The only place I did see Myron Lee and the Caddies in person was at the Gregory armory, back in the summer of 1963. The place was a typical armory, and the dance floor more often was used for basketball and school plays than for rock ’n’ roll shows. The music was incredible, though, and when I remember that night of dancing with a young girl who would later spend half a century with me, I get the images mixed up with the “Enchantment Under the Sea” dance from “Back to the Future.”
Myron also talked about playing the dance hall in Vivian. I played sophomore basketball there, I believe, but I never saw the Caddies. The only dance I ever attended there (and I don’t think to this day my folks knew a couple of buddies and I got that far west that night) featured a band I can’t remember. I do remember we thought the Byrnes Boys were playing. Turned out, we were off a week. The Byrnes Boys, like Myron Lee and the Caddies, are in the South Dakota Rock and Roll Hall of Fame. I did see them once, in Reliance. Percy, their lead player, had the first red, Chet Atkins-model Gretsch guitar I’d ever seen up close.
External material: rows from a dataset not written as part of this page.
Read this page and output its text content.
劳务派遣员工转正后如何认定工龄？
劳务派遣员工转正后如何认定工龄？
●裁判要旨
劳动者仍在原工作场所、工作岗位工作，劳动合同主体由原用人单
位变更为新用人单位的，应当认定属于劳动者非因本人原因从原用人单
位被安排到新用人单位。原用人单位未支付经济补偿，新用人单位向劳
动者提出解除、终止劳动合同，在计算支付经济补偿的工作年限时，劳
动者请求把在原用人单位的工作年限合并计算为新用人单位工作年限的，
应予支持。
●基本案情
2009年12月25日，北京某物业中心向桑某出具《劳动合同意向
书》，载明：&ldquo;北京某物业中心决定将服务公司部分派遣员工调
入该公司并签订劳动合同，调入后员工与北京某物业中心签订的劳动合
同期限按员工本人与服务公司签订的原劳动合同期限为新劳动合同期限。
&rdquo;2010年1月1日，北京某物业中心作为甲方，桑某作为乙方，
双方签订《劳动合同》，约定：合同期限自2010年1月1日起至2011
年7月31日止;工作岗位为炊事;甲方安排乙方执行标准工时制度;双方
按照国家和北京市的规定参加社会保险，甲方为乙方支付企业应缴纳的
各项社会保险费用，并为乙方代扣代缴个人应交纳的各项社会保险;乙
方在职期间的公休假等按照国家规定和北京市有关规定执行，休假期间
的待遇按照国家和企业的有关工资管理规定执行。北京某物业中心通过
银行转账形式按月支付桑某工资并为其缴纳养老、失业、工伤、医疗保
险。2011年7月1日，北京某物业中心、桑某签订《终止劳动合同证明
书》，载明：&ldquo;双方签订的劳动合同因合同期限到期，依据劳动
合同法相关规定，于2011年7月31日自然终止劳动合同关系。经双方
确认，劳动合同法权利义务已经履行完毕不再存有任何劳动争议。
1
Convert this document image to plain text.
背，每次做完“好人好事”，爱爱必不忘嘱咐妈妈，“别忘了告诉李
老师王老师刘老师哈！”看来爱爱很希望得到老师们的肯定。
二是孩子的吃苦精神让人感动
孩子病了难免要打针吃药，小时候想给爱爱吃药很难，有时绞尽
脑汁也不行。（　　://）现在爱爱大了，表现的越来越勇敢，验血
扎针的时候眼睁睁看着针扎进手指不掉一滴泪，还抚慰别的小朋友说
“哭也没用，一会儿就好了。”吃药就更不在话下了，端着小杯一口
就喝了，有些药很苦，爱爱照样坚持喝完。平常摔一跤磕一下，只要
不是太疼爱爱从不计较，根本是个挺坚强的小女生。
Percy and that guitar looked great. They would have looked great in the Vivian Dance Hall, too. Wish I’d seen both dances.
The Vivian Dance Hall is entering the state Rock and Roll Hall of Fame this spring, a fitting tribute for a venue that hosted some of the best music around.
And Buddy Knox? He played Vivian, not long after his big hit, “Party Doll,” hit radio stations across the country. Big-time acts, big-time dance hall, good-time era.